The new tax reform law recently passed by Congress and signed into law by President Trump will affect this year's taxes, but in the meantime people have to file last year's. January 29 is the first day the IRS will begin accepting e-filed 2017 tax returns, with this year's filing deadline April 18.
Most Americans procrastinate when it comes to filing their taxes, but there are good reasons to get them done early, starting with identity fraud. "The IRS is expecting this year a higher number of fraud identity theft, as it relates to tax returns," says Lydia Desnoyers, CPA and tax specialist. An increasingly common scam involves people stealing taxpayer identities, then filing fraudulent returns in order to claim refunds. This causes major problems and delays when the actual taxpayer goes to file their return. Thus, filing early reduces the chance of someone else having an opportunity to file a phony return in your name.
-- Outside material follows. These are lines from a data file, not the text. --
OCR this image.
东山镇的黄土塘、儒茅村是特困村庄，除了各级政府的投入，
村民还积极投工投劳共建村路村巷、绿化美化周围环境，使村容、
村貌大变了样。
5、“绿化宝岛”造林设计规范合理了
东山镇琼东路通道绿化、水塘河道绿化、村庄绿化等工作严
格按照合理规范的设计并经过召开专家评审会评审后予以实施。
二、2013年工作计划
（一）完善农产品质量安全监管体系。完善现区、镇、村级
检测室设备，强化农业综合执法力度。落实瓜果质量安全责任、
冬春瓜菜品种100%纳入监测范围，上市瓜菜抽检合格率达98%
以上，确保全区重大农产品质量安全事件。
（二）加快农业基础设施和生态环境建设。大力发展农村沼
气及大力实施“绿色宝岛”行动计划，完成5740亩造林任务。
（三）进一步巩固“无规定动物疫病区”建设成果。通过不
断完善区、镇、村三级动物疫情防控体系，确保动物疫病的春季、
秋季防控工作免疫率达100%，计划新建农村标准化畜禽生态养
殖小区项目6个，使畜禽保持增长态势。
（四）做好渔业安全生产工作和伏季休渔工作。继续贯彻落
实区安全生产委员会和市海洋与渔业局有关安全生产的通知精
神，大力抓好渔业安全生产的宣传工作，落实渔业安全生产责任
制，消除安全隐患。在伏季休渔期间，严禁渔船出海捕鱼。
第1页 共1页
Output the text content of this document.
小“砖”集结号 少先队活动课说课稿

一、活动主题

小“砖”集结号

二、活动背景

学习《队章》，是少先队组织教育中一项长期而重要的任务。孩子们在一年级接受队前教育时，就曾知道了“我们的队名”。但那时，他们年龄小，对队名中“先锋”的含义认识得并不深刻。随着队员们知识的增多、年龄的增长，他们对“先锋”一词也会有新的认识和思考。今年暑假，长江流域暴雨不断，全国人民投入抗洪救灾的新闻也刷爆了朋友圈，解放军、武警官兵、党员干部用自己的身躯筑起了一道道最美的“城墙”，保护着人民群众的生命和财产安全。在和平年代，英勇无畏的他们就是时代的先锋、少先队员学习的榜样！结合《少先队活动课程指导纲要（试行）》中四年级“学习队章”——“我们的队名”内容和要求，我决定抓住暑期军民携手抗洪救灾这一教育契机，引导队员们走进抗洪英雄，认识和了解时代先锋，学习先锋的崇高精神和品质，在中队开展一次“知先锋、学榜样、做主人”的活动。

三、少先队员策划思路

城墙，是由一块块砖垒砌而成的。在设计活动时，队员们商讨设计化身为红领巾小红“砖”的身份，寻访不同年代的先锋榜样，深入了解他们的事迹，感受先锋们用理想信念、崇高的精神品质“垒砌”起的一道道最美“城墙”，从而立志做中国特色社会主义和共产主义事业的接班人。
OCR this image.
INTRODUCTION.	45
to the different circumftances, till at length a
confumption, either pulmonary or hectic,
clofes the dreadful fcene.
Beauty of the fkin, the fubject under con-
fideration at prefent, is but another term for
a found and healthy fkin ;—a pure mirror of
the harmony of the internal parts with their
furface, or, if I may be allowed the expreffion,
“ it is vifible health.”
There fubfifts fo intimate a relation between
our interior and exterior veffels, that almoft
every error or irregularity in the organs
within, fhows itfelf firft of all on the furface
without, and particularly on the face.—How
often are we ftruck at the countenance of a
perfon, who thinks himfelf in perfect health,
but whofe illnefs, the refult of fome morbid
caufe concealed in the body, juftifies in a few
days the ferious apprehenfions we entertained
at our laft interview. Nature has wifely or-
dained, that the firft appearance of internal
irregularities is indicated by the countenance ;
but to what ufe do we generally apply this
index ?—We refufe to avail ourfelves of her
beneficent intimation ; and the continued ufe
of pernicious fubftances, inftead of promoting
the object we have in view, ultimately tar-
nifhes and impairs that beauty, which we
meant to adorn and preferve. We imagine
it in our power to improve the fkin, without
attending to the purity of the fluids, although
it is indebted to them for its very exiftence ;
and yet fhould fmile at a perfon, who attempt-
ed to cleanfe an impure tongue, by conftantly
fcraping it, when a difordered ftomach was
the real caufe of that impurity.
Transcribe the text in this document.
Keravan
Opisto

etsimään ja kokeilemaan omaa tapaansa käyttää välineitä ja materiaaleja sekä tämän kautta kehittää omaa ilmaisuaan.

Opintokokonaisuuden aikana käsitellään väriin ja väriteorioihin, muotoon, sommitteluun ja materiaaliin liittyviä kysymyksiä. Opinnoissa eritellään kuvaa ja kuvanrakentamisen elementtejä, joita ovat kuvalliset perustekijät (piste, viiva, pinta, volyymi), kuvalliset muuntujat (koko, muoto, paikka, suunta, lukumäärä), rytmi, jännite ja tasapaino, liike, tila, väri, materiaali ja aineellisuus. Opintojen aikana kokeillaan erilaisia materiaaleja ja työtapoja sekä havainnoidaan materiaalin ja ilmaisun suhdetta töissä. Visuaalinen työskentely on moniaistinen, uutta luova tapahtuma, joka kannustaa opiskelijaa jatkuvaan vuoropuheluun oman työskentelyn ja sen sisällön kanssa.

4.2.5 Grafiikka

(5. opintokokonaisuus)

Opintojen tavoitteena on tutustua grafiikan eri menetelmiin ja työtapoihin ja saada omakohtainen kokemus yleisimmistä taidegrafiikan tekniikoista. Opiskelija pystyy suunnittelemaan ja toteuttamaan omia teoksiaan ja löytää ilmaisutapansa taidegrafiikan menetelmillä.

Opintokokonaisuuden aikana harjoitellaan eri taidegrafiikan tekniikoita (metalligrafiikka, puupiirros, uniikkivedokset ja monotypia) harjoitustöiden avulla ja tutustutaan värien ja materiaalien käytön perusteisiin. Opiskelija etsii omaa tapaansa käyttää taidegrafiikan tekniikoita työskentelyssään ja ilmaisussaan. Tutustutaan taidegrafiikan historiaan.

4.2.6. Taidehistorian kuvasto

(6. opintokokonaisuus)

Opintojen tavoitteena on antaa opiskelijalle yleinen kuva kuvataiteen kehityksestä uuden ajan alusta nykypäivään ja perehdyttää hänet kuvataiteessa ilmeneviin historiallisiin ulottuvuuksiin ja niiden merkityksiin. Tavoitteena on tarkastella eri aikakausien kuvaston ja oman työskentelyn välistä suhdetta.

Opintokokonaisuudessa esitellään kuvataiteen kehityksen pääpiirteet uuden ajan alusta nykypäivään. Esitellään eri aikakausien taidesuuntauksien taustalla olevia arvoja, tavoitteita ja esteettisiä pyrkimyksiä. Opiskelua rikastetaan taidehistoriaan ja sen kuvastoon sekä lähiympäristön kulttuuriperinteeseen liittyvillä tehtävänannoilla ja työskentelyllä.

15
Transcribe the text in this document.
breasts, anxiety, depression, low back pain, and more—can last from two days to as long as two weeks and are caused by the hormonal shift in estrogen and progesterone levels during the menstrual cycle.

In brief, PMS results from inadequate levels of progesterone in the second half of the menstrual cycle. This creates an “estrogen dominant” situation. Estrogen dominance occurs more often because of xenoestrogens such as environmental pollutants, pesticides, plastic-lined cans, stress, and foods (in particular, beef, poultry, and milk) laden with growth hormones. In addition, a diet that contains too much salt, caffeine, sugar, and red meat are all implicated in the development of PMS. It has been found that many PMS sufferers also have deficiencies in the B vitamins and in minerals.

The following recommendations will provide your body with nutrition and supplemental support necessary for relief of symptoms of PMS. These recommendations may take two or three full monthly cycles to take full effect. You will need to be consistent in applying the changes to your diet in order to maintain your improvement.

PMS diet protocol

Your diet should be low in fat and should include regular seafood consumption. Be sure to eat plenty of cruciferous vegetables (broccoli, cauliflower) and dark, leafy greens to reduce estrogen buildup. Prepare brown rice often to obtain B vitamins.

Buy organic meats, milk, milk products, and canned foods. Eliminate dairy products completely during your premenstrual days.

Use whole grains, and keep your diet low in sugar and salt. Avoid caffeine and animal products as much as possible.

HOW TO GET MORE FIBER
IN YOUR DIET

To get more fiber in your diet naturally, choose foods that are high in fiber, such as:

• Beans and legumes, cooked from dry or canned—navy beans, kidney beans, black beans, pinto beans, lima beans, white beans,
Desnoyers also recommends filing earlier in order to allow more time to correct errors or omissions that may occur, without causing a substantial delay in your return. The biggest tax-filing issue she sees is people not having all of their proper documents or forms ready before going to file. "Having all of your documentation...for businesses, tracking all of your receipts and expenses, and having them in an organized fashion," says Desnoyers. Another common issue is people forgetting about secondary sources of income. "If someone switches jobs early in the year, they may forget that first W-2," says Desnoyers.
The bottom line for tax-filing, according to Desnoyers, is to have all of your ducks in a row beforehand. "Even if you're not sure if you'll need it or if I'll use it, I prefer we have more information and more documents that you go home with that we didn't use, rather than us missing information and having to delay the process of filing your return," she says.